RR, in my opinion, the only person who needs to keep a criminal defense lawyer on retainer is a professional criminal. However, it doesn't hurt to know who you're going to hire if you're in trouble, and pay him or her for an hour of their time to explain to you the "mood of the courts" (which is largely the mood of the prosecutor's office) as regards defensive shootings in your particular jurisdiction. That's an entirely different thing from having one on retainer.
While not every case needs an expert, many do. Rules of engagement as generally taught and practiced; speed of action/reaction and similar paradigms (explaining why an attacker might have been hit in the back, for instance), explaining why a suspect might have taken multiple hits and still presented a threat, demonstrating how quickly the defendant might have been killed if he or she had not fired, etc. The only difference between civilians and cops in this regard is that the police generally have more of their own trainers who can be brought in by the defense as material witnesses to explain why the officer was taught to do as he did.

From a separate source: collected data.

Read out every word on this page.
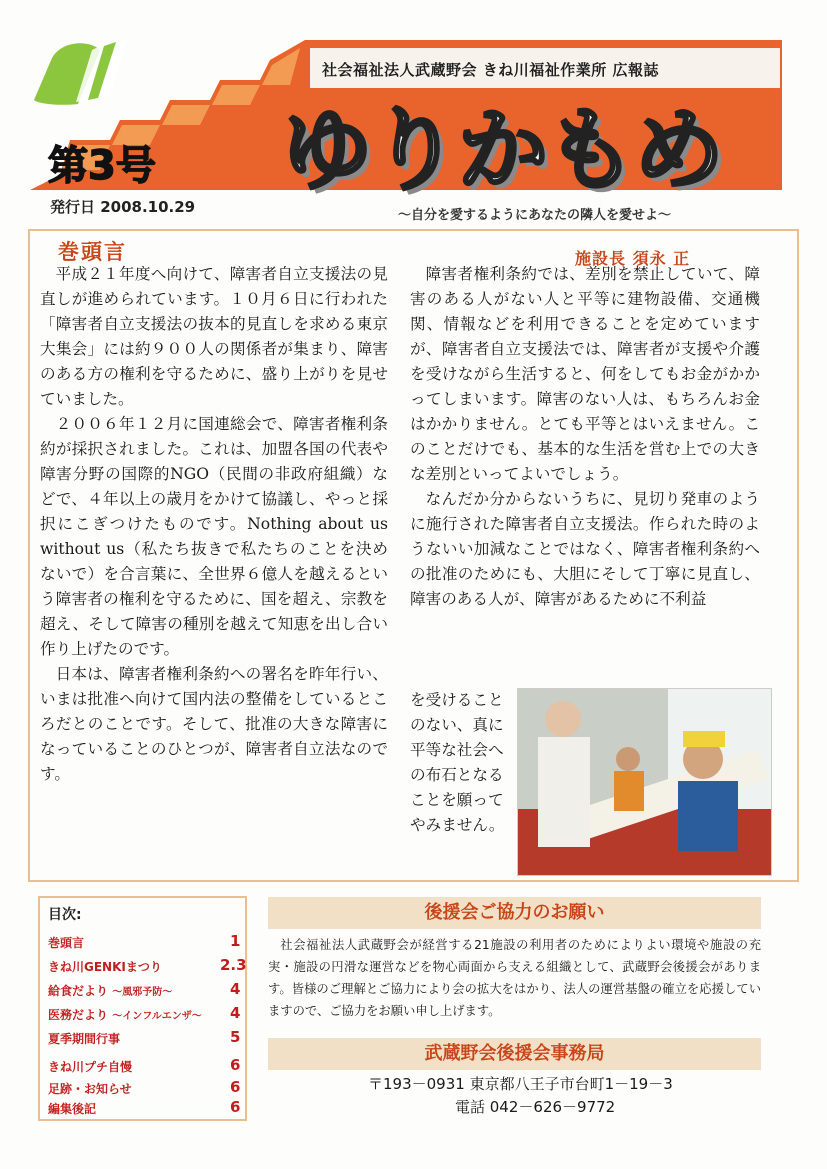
社会福祉法人武蔵野会 きね川福祉作業所 広報誌
第3号
発行日 2008.10.29
ゆりかもめ
～自分を愛するようにあなたの隣人を愛せよ～
巻頭言	施設長 須永 正

平成２１年度へ向けて、障害者自立支援法の見直しが進められています。１０月６日に行われた「障害者自立支援法の抜本的見直しを求める東京大集会」には約９００人の関係者が集まり、障害のある方の権利を守るために、盛り上がりを見せていました。

２００６年１２月に国連総会で、障害者権利条約が採択されました。これは、加盟各国の代表や障害分野の国際的NGO（民間の非政府組織）などで、４年以上の歳月をかけて協議し、やっと採択にこぎつけたものです。Nothing about us without us（私たち抜きで私たちのことを決めないで）を合言葉に、全世界６億人を越えるという障害者の権利を守るために、国を超え、宗教を超え、そして障害の種別を越えて知恵を出し合い作り上げたのです。

日本は、障害者権利条約への署名を昨年行い、いまは批准へ向けて国内法の整備をしているところだとのことです。そして、批准の大きな障害になっていることのひとつが、障害者自立法なのです。

障害者権利条約では、差別を禁止していて、障害のある人がない人と平等に建物設備、交通機関、情報などを利用できることを定めていますが、障害者自立支援法では、障害者が支援や介護を受けながら生活すると、何をしてもお金がかかってしまいます。障害のない人は、もちろんお金はかかりません。とても平等とはいえません。このことだけでも、基本的な生活を営む上での大きな差別といってよいでしょう。

なんだか分からないうちに、見切り発車のように施行された障害者自立支援法。作られた時のようないい加減なことではなく、障害者権利条約への批准のためにも、大胆にそして丁寧に見直し、障害のある人が、障害があるために不利益

を受けることのない、真に平等な社会への布石となることを願ってやみません。

目次:
巻頭言	1
きね川GENKIまつり	2.3
給食だより ～風邪予防～	4
医務だより ～インフルエンザ～ 4
夏季期間行事	5
きね川プチ自慢	6
足跡・お知らせ	6
編集後記	6
後援会ご協力のお願い

社会福祉法人武蔵野会が経営する21施設の利用者のためによりよい環境や施設の充実・施設の円滑な運営などを物心両面から支える組織として、武蔵野会後援会があります。皆様のご理解とご協力により会の拡大をはかり、法人の運営基盤の確立を応援していますので、ご協力をお願い申し上げます。

武蔵野会後援会事務局
〒193－0931 東京都八王子市台町1－19－3
電話 042－626－9772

For you, or anyone else who's interested in how the whole expert witness thing works, I can recommend Adam Kasanof's book "How to be an Expert Witness" (Ulpian Press, Arlington, VA, 2006). Adam is an attorney, a retired member of the NYPD, and a gunfight survivor, and he learned at the knee of his father, the late Bob Kasanof, whom I worked with back in the '80s and who was one of NYC's great defense lawyers.